NATO’s most important drill in the Baltics turns 50

BALTOPS participants
Photo: Royal Canadian Navy

The 50th edition of NATO’s premier naval exercise in the Baltic region kicked off on June 6 with air and maritime assets from 18 ally nations in attendance.

Taking place between June 6-18, Baltic Operations (BALTOPS 50) will include live training events that include air defense, anti-submarine warfare, amphibious operations, maritime interdiction, mine countermeasure operations.

“This year, we celebrate the 50th BALTOPS, an exercise that sets the foundation of interoperability across the alliance,” said US Vice Adm. Gene Black, commander, Naval Striking and Support Forces NATO and commander, US Sixth Fleet.

First held in 1972, BALTOPS is a joint, maritime-focused exercise that brings together NATO allies and partners in order to increase interoperability and enhance flexibility among the participants.

During the nineties and into the 00s, the exercise became important for NATO countries, as it simultaneously demonstrated unity and will to defend the Baltic Sea countries, as well as giving naval forces ample opportunity to train a number of naval disciplines.

BALTOPS 50 consists of two at-sea training phases: the combat enhancement training (CET) and force integration training (FIT) portion and the final tactical phase of the exercise (TACEX).

During the first six days (the CET/FIT phase), ships and aircraft will transit through the Danish Straits, focusing on maritime operations in critical chokepoints, ensuring access and freedom of navigation in the Baltic Sea.

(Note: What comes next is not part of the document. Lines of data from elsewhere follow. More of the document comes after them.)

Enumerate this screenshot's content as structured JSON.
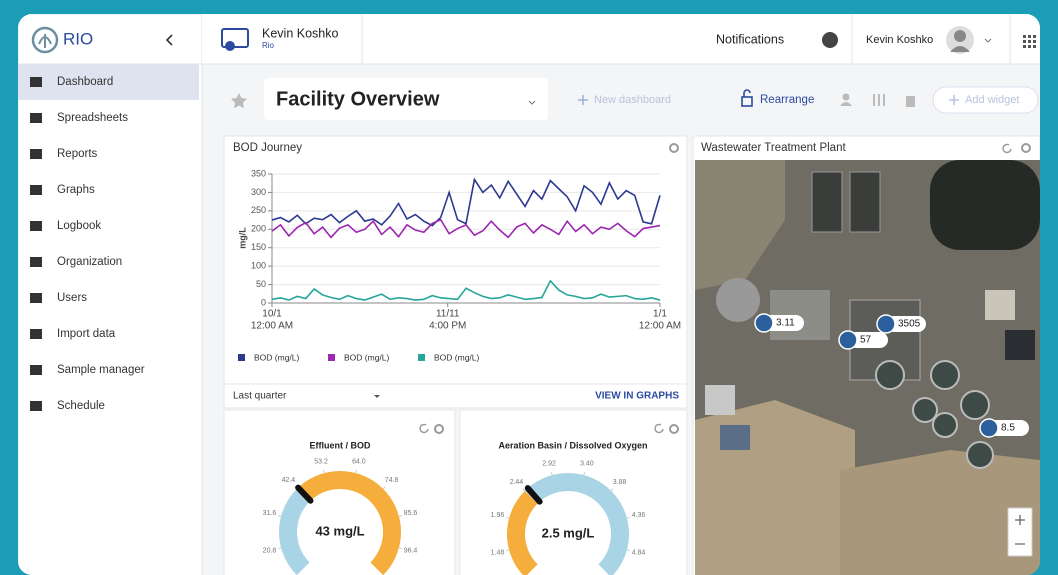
{
  "sidebar": {
    "brand": "RIO",
    "menu": [
      "Dashboard",
      "Spreadsheets",
      "Reports",
      "Graphs",
      "Logbook",
      "Organization",
      "Users",
      "Import data",
      "Sample manager",
      "Schedule"
    ],
    "active": 0
  },
  "topbar": {
    "user_name": "Kevin Koshko",
    "org": "Rio",
    "notifications": "Notifications",
    "account_name": "Kevin Koshko"
  },
  "toolbar": {
    "title": "Facility Overview",
    "new_dashboard": "New dashboard",
    "rearrange": "Rearrange",
    "add_widget": "Add widget"
  },
  "bod_widget": {
    "title": "BOD Journey",
    "range": "Last quarter",
    "link": "VIEW IN GRAPHS",
    "chart": {
      "type": "line",
      "y_label": "mg/L",
      "x": [
        0,
        2,
        4,
        6,
        8,
        10,
        12,
        14,
        16,
        18,
        20,
        22,
        24,
        26,
        28,
        30,
        32,
        34,
        36,
        38,
        40,
        42,
        44,
        46,
        48,
        50,
        52,
        54,
        56,
        58,
        60,
        62,
        64,
        66,
        68,
        70,
        72,
        74,
        76,
        78,
        80,
        82,
        84,
        86,
        88,
        90,
        92
      ],
      "xlim": [
        0,
        92
      ],
      "xticks": [
        {
          "value": 0,
          "label": [
            "10/1",
            "12:00 AM"
          ]
        },
        {
          "value": 41.67,
          "label": [
            "11/11",
            "4:00 PM"
          ]
        },
        {
          "value": 92,
          "label": [
            "1/1",
            "12:00 AM"
          ]
        }
      ],
      "ylim": [
        0,
        350
      ],
      "yticks": [
        0,
        50,
        100,
        150,
        200,
        250,
        300,
        350
      ],
      "grid": true,
      "series": [
        {
          "name": "BOD (mg/L)",
          "color": "#2b3990",
          "values": [
            225,
            232,
            220,
            238,
            215,
            230,
            226,
            240,
            218,
            235,
            250,
            222,
            228,
            212,
            236,
            270,
            228,
            240,
            222,
            210,
            232,
            300,
            226,
            215,
            335,
            300,
            320,
            285,
            330,
            296,
            262,
            305,
            282,
            332,
            310,
            288,
            250,
            318,
            300,
            268,
            326,
            282,
            305,
            292,
            220,
            215,
            292
          ]
        },
        {
          "name": "BOD (mg/L)",
          "color": "#9c27b0",
          "values": [
            195,
            212,
            182,
            205,
            218,
            188,
            206,
            178,
            203,
            212,
            192,
            200,
            222,
            186,
            206,
            180,
            212,
            198,
            192,
            216,
            226,
            188,
            202,
            212,
            184,
            196,
            222,
            198,
            178,
            206,
            216,
            190,
            212,
            200,
            186,
            222,
            194,
            212,
            188,
            206,
            200,
            216,
            196,
            180,
            202,
            206,
            210
          ]
        },
        {
          "name": "BOD (mg/L)",
          "color": "#26a69a",
          "values": [
            10,
            14,
            8,
            18,
            12,
            38,
            22,
            15,
            10,
            20,
            12,
            8,
            16,
            24,
            10,
            14,
            12,
            8,
            10,
            20,
            14,
            12,
            10,
            40,
            28,
            18,
            12,
            14,
            22,
            16,
            10,
            12,
            15,
            60,
            35,
            22,
            18,
            12,
            14,
            24,
            16,
            18,
            20,
            12,
            10,
            14,
            8
          ]
        }
      ]
    }
  },
  "gauges": [
    {
      "title": "Effluent / BOD",
      "value": 43,
      "value_label": "43 mg/L",
      "lim": [
        10,
        107.2
      ],
      "ticks": [
        {
          "value": 20.8,
          "label": "20.8"
        },
        {
          "value": 31.6,
          "label": "31.6"
        },
        {
          "value": 42.4,
          "label": "42.4"
        },
        {
          "value": 53.2,
          "label": "53.2"
        },
        {
          "value": 64,
          "label": "64.0"
        },
        {
          "value": 74.8,
          "label": "74.8"
        },
        {
          "value": 85.6,
          "label": "85.6"
        },
        {
          "value": 96.4,
          "label": "96.4"
        }
      ],
      "bands": [
        {
          "from": 10,
          "to": 42.4,
          "color": "#a8d4e6"
        },
        {
          "from": 42.4,
          "to": 107.2,
          "color": "#f5ad3b"
        }
      ]
    },
    {
      "title": "Aeration Basin / Dissolved Oxygen",
      "value": 2.5,
      "value_label": "2.5 mg/L",
      "lim": [
        1,
        5.32
      ],
      "ticks": [
        {
          "value": 1.48,
          "label": "1.48"
        },
        {
          "value": 1.96,
          "label": "1.96"
        },
        {
          "value": 2.44,
          "label": "2.44"
        },
        {
          "value": 2.92,
          "label": "2.92"
        },
        {
          "value": 3.4,
          "label": "3.40"
        },
        {
          "value": 3.88,
          "label": "3.88"
        },
        {
          "value": 4.36,
          "label": "4.36"
        },
        {
          "value": 4.84,
          "label": "4.84"
        }
      ],
      "bands": [
        {
          "from": 1,
          "to": 2.44,
          "color": "#f5ad3b"
        },
        {
          "from": 2.44,
          "to": 5.32,
          "color": "#a8d4e6"
        }
      ]
    }
  ],
  "map_widget": {
    "title": "Wastewater Treatment Plant",
    "markers": [
      3.11,
      3505,
      57,
      8.5
    ]
  }
}
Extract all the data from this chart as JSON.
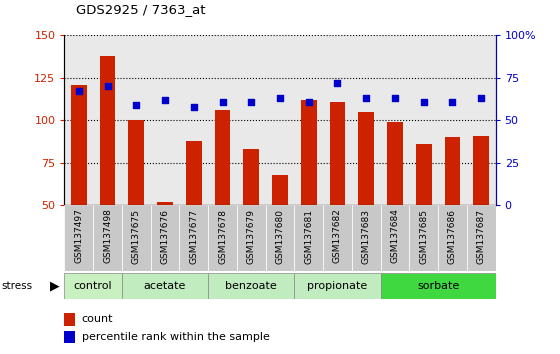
{
  "title": "GDS2925 / 7363_at",
  "samples": [
    "GSM137497",
    "GSM137498",
    "GSM137675",
    "GSM137676",
    "GSM137677",
    "GSM137678",
    "GSM137679",
    "GSM137680",
    "GSM137681",
    "GSM137682",
    "GSM137683",
    "GSM137684",
    "GSM137685",
    "GSM137686",
    "GSM137687"
  ],
  "counts": [
    121,
    138,
    100,
    52,
    88,
    106,
    83,
    68,
    112,
    111,
    105,
    99,
    86,
    90,
    91
  ],
  "percentile_ranks": [
    67,
    70,
    59,
    62,
    58,
    61,
    61,
    63,
    61,
    72,
    63,
    63,
    61,
    61,
    63
  ],
  "groups": [
    {
      "name": "control",
      "start": 0,
      "end": 2,
      "color": "#c8f0c0"
    },
    {
      "name": "acetate",
      "start": 2,
      "end": 5,
      "color": "#c0ecc0"
    },
    {
      "name": "benzoate",
      "start": 5,
      "end": 8,
      "color": "#c0ecc0"
    },
    {
      "name": "propionate",
      "start": 8,
      "end": 11,
      "color": "#c0ecc0"
    },
    {
      "name": "sorbate",
      "start": 11,
      "end": 15,
      "color": "#40d840"
    }
  ],
  "ylim_left": [
    50,
    150
  ],
  "ylim_right": [
    0,
    100
  ],
  "yticks_left": [
    50,
    75,
    100,
    125,
    150
  ],
  "yticks_right": [
    0,
    25,
    50,
    75,
    100
  ],
  "yticklabels_right": [
    "0",
    "25",
    "50",
    "75",
    "100%"
  ],
  "bar_color": "#cc2200",
  "dot_color": "#0000cc",
  "bar_bottom": 50,
  "stress_label": "stress",
  "legend_count": "count",
  "legend_pct": "percentile rank within the sample",
  "sample_bg_color": "#c8c8c8"
}
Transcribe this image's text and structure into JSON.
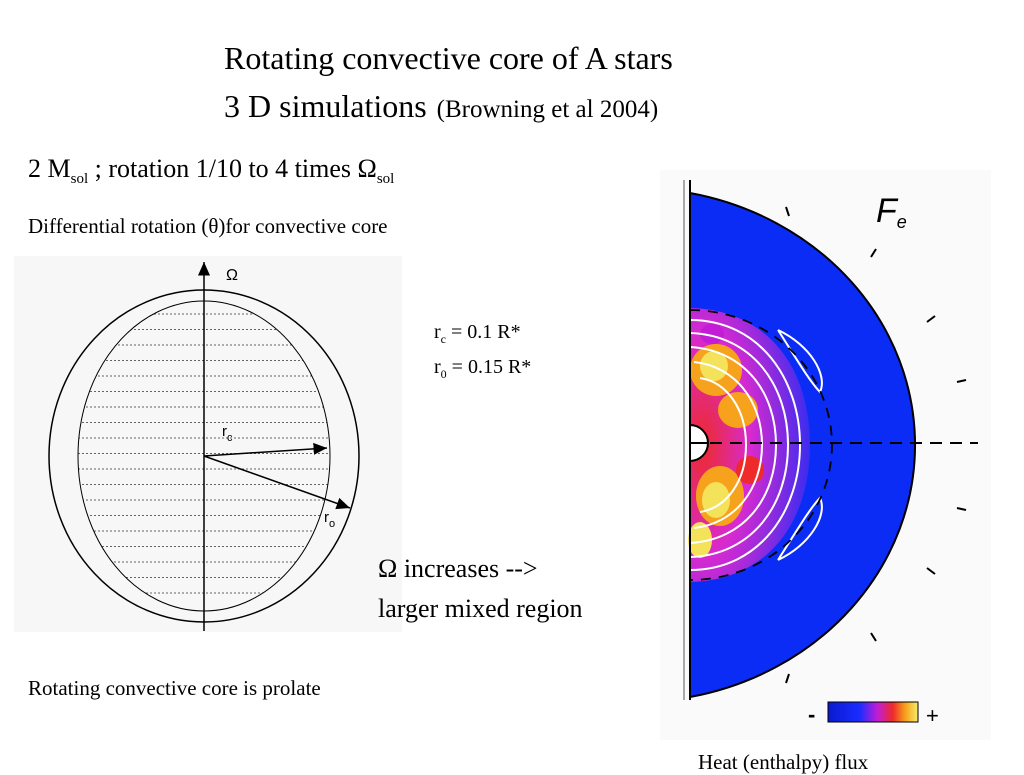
{
  "slide": {
    "title_line1": "Rotating convective core of A stars",
    "title_line2": "3 D simulations",
    "title_citation": "(Browning et al 2004)",
    "subtitle_mass": "2 M",
    "subtitle_mass_sub": "sol",
    "subtitle_rotation": " ;  rotation 1/10 to 4 times Ω",
    "subtitle_rotation_sub": "sol",
    "diff_rotation": "Differential rotation (θ)for convective core",
    "param_rc_label": "r",
    "param_rc_sub": "c",
    "param_rc_value": " =  0.1 R*",
    "param_r0_label": "r",
    "param_r0_sub": "0",
    "param_r0_value": "  = 0.15 R*",
    "omega_line1": "Ω increases   -->",
    "omega_line2": "larger  mixed region",
    "prolate": "Rotating convective core is prolate",
    "heat_caption": "Heat (enthalpy) flux"
  },
  "diagram": {
    "axis_label": "Ω",
    "rc_label": "r",
    "rc_sub": "c",
    "ro_label": "r",
    "ro_sub": "o"
  },
  "simulation": {
    "panel_label": "F",
    "panel_label_sub": "e",
    "colorbar_minus": "-",
    "colorbar_plus": "+",
    "colors": {
      "background_blue": "#0a2cf5",
      "magenta": "#d11ad8",
      "red": "#ee2a2a",
      "orange": "#f7a21c",
      "yellow": "#f3e25a"
    }
  }
}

The exercise will continue to move East during its two phases, operating in accordance with international law and supported by participating Allies and partners. The exercise will culminate with the TACEX phase, where the exercise paradigm will shift into a “free-play” portion, and commanders are given more freedom to run their own tactical programs. The TACEX phase is designed to better represent operating in real-world situations.

For the first time, exercise design incorporates defensive cyber warfare tactics, techniques and procedures as BALTOPS continues to adapt and train to ensure an asymmetric advantage in the era of modern warfare.

Naval Striking and Support Forces NATO (STRIKFORNATO) will again command and control BALTOPS from its headquarters in Oeiras, Portugal.

II Marine Expeditionary Brigade and Expeditionary Strike Group 2 will command and control exercise marine forces throughout the exercise from aboard US Navy command and control ship USS Mount Whitney (LCC 20), demonstrating international naval integration and power projection ashore for an amphibious demonstration in Lithuania.

The 16 NATO and 2 partner nations involved in the drill will provide approximately 40 maritime units, 60 aircraft, and 4,000 personnel.

The participating nations include Belgium, Canada, Denmark, Estonia, Finland, France, Germany, Italy, Latvia, Lithuania, the Netherlands, Norway, Poland, Spain, Sweden, Turkey, the UK, and the US.